Dieses Glücksgefühl des ersten Loslassens wurde nach wenigen Sekunden durch das fürchterlich laute Hupen des Sattelschleppers schräg hinter mir auf der rechten Spur unterbrochen. Jetzt hatte ich noch gefühlte sieben Liter in der Blase und keine Chance mehr, die Hose vorzeitig hochzuziehen. In diesem Moment blickte ich in die schreckgeweiteten Augen der hilfsbereiten Dame vor mir, die immer noch neben ihrem Auto stand. Mit einem lauten „Oh mein Gott“ sprang sie in ihr Auto, knallte die Tür – meine Toilettentür – zu, startete den Motor und fuhr zwei Meter schräg vorwärts auf den Grünstreifen. Während ich also mit nacktem Hintern auf der A8 hockte, versuchten die Staunachbarn um mich herum eine Gasse zu bilden.

Eine Gasse für den Rettungswagen, Polizeiwagen, Notarzt, Feuerwehr und Abschleppdienst, die sich mit lauten Sirenen näherten. Zuerst fuhr der LKW-Fahrer mit einem Lachanfall an mir vorbei und hatte von oben aus seinem Führerhaus freie Sicht auf mich. Dann grüßten mich mehr oder weniger verständnislos aus den jeweiligen Fahrzeugen die Rettungssanitäter, die Polizisten und die Feuerwehrmänner. Ich winkte allen aus meiner hockenden Position mit einer lässigen Handbewegung so hoheitsvoll wie möglich zu. 

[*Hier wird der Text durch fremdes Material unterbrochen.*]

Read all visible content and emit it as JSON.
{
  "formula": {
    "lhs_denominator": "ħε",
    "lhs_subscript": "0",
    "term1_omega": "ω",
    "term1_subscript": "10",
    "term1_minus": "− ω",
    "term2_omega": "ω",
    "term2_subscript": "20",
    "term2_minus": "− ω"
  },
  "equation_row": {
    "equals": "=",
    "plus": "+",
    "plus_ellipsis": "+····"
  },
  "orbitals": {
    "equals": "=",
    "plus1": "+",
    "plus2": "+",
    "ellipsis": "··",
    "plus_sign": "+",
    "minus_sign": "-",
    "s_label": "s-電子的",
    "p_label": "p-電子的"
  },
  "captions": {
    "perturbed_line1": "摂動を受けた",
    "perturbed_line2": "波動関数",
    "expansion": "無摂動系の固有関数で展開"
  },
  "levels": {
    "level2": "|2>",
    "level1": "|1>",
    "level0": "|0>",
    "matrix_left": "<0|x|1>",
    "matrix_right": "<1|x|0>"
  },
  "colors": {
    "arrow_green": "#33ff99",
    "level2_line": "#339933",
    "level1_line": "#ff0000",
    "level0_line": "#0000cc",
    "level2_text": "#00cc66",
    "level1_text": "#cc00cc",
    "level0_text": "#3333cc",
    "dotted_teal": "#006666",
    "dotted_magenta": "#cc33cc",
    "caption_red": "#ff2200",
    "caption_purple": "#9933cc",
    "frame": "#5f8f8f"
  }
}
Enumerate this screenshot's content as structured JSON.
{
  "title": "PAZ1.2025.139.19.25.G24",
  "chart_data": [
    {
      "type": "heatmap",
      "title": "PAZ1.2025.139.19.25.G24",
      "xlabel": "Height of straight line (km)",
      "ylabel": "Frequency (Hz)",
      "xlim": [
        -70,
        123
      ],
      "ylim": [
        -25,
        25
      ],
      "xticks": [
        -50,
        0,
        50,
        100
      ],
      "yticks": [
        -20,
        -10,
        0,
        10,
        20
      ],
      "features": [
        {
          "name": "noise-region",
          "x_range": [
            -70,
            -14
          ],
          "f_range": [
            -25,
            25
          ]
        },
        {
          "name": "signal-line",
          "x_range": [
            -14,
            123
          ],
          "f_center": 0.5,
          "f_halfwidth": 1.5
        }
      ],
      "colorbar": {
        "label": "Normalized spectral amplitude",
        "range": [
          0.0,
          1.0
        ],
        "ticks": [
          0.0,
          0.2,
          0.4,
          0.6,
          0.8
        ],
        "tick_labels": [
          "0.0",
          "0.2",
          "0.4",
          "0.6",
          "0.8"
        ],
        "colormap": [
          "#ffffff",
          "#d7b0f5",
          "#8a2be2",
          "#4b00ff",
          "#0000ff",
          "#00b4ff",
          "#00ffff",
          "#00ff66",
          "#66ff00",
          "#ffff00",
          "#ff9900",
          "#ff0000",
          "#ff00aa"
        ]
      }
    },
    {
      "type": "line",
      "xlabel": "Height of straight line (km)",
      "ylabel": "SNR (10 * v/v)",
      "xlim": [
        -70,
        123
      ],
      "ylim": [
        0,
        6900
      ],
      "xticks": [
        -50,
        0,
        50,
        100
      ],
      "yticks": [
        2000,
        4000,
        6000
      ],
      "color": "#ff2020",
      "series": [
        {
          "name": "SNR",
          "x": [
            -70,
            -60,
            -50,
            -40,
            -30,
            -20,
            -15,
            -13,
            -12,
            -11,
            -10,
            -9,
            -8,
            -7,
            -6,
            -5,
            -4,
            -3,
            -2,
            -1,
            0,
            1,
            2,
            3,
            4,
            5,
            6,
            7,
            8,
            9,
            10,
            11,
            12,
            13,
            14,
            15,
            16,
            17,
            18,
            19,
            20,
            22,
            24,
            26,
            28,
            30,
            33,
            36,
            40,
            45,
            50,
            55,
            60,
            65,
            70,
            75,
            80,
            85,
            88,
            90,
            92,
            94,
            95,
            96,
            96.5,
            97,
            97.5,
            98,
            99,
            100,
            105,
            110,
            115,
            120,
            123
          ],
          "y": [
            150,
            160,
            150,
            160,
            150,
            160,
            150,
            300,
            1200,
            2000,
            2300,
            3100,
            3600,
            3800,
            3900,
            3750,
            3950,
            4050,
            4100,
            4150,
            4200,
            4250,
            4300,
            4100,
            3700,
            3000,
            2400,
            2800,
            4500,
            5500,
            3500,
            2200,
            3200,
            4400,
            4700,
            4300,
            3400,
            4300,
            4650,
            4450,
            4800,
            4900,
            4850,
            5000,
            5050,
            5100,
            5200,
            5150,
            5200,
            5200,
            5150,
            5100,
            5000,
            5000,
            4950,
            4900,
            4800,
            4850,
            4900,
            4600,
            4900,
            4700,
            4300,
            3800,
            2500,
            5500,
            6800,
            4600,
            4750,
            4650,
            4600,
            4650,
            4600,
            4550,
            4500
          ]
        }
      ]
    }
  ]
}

Das Kind war so tief in den Brunnen gefallen, dass mir nur noch Omas guter Rat einfiel, peinlichen Situationen mit möglichst viel Würde zu begegnen. 

Inzwischen waren die sieben Liter durch, ich zog schnell die Hose hoch, als der Notarzt im Auto langsam an mir vorbeifuhr. Er streckte kurz den Kopf aus dem Fenster und fragte mich, ob ich auch ein Unfallopfer sei und ob er mir helfen könne. Ich zögerte einen Moment und wollte ihn erst um Rat fragen, was Blasenschwäche und entsprechende Medikamente anging.